Politician and developer Roy Hofheinz was born in Beaumont on April 10, 1912. He served in the Texas House of Representatives from 1934 to 1936 and as a Harris County judge from 1936 to 1944. After a brief stint in private law and business, Hofheinz returned to public life in 1952 to run for mayor of Houston. Winning the election, he ultimately served two terms from 1953 to 1955. 
Hofheinz was very unpopular with the Houston City Council. In 1954, he had four councilmen arrested for boycotting a special meeting he had called. The following year, the Council voted to impeach Hofheinz, but the Mayor refused to acknowledge the impeachment and was eventually voted out of office. 
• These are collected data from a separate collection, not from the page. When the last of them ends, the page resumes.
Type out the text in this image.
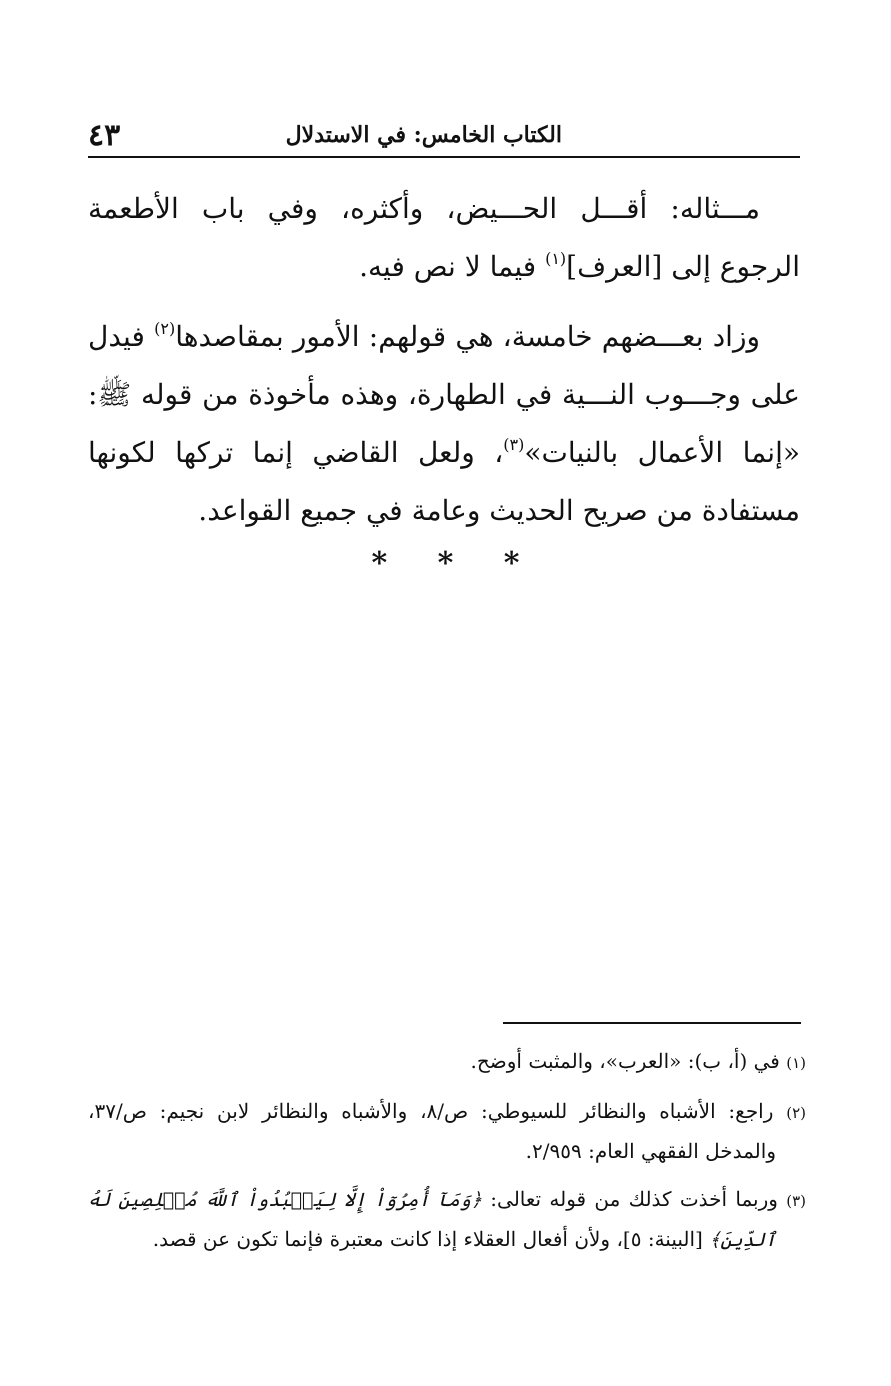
الكتاب الخامس: في الاستدلال
٤٣

مـــثاله: أقـــل الحـــيض، وأكثره، وفي باب الأطعمة الرجوع إلى [العرف]$^{(١)}$ فيما لا نص فيه.

وزاد بعـــضهم خامسة، هي قولهم: الأمور بمقاصدها$^{(٢)}$ فيدل على وجـــوب النـــية في الطهارة، وهذه مأخوذة من قوله ﷺ: «إنما الأعمال بالنيات»$^{(٣)}$، ولعل القاضي إنما تركها لكونها مستفادة من صريح الحديث وعامة في جميع القواعد.

* * *

(١) في (أ، ب): «العرب»، والمثبت أوضح.

(٢) راجع: الأشباه والنظائر للسيوطي: ص/٨، والأشباه والنظائر لابن نجيم: ص/٣٧، والمدخل الفقهي العام: ٢/٩٥٩.

(٣) وربما أخذت كذلك من قوله تعالى: ﴿وَمَآ أُمِرُوٓاْ إِلَّا لِيَعۡبُدُواْ ٱللَّهَ مُخۡلِصِينَ لَهُ ٱلدِّينَ﴾ [البينة: ٥]، ولأن أفعال العقلاء إذا كانت معتبرة فإنما تكون عن قصد.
Returning to law and business, Hofheinz and his partner, Robert Everett Smith, created the Houston Sports Association. On the promise of building a new stadium, the organization soon received a major-league franchise. Completed in 1965, the Houston Astrodome became the home of the Houston Colt .45s (now the Astros) and the Houston Oilers. To expand his empire, Hofheinz developed the AstroWorld theme park and four “Astrodomain” hotels. He also purchased Ringling Brothers and Barnum & Bailey Circus.  
Hofheinz’s business ventures began to decline in the 1970s, with the Astrodomain accumulating $38 million in debt. He died of a heart attack at his Houston home on November 22, 1982.